Rifle in his hand and coyote on his mind, he starts on his way. Darkness and cold closes around him. The thermometer read 17 degrees when he left the house, but with this open-country breeze, it must be colder. His breath is a trail of vapor and his steps generate muffled crunches in the snow.

He weaves his way through the sagebrush—one predator in search of another.

The boy walks the fence-line in search of the right spot, his mind wandering ahead of him. This land is as much a part of him as anything. From the road it looks flat, but hidden beneath the thick cover of snow is a complicated maze of ridges and ravines, boulders and brush. He knows this labyrinth like his mother’s voice, and walks until he finds the spot.

The boy knows the coyote mind: It will approach with the wind in its face, able to smell all dangers.

The coyote ear can hear a dying rabbit from 5 miles away and detect every blood-soaked shudder in its voice.

The coyote nose is tuned to a degree capable of shaming a K-9 dog.

To lay everything on the line in a battle of wits and instinct against this natural champion—this is what the boy is after.

He sits in the snow, a rancher’s three-strand barbed wire fence to his back. Motionless, he hears the beating of a quail’s wings and the sound of a far-off farm truck making its way to town. The fresh snow is like powered sugar dusting gingersnap cookies and smells like holiday wrapping.

A hawk calls from across the pasture, its screech piercing the icy pre-dawn grey. The sun starts to send warm stabs of light over the sage-covered prairie.

The boy lifts his call to his mouth. A cry slices open the picture-perfect morning. Misery drenches every trembling tone, each wail revealing layers of a sad and mournful fiction story – a jackrabbit being choked by an eagle, its lungs bursting with pain, its feet scrambling madly in search of a way out of talon’s grip.

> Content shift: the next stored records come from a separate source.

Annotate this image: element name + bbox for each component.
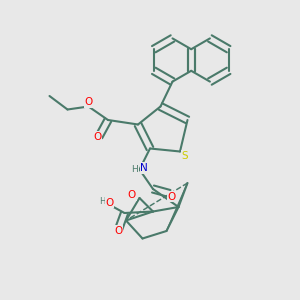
Text: O: O [84,97,93,107]
Text: O: O [114,226,123,236]
Text: O: O [93,131,102,142]
Text: N: N [140,163,148,173]
Text: O: O [105,197,114,208]
Text: S: S [181,151,188,161]
Text: O: O [128,190,136,200]
Text: O: O [168,191,176,202]
Text: H: H [99,197,106,206]
Text: H: H [132,165,138,174]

The boy ends the call on a sad and grief-stricken note and slowly lifts his binoculars to his eyes. He sees a doe making her way out of a ravine in a hurry. He sees the hawk he heard circling above, in search of the dying rabbit. He’s intrigued, but not distracted.

He scans the brush-covered wastelands until he sees what he is after. The distant coyote lopes across the snow in search of the dying rabbit – its next meal. Its ears are erect and its torso is low, wary of danger – the champion approaching his next victory.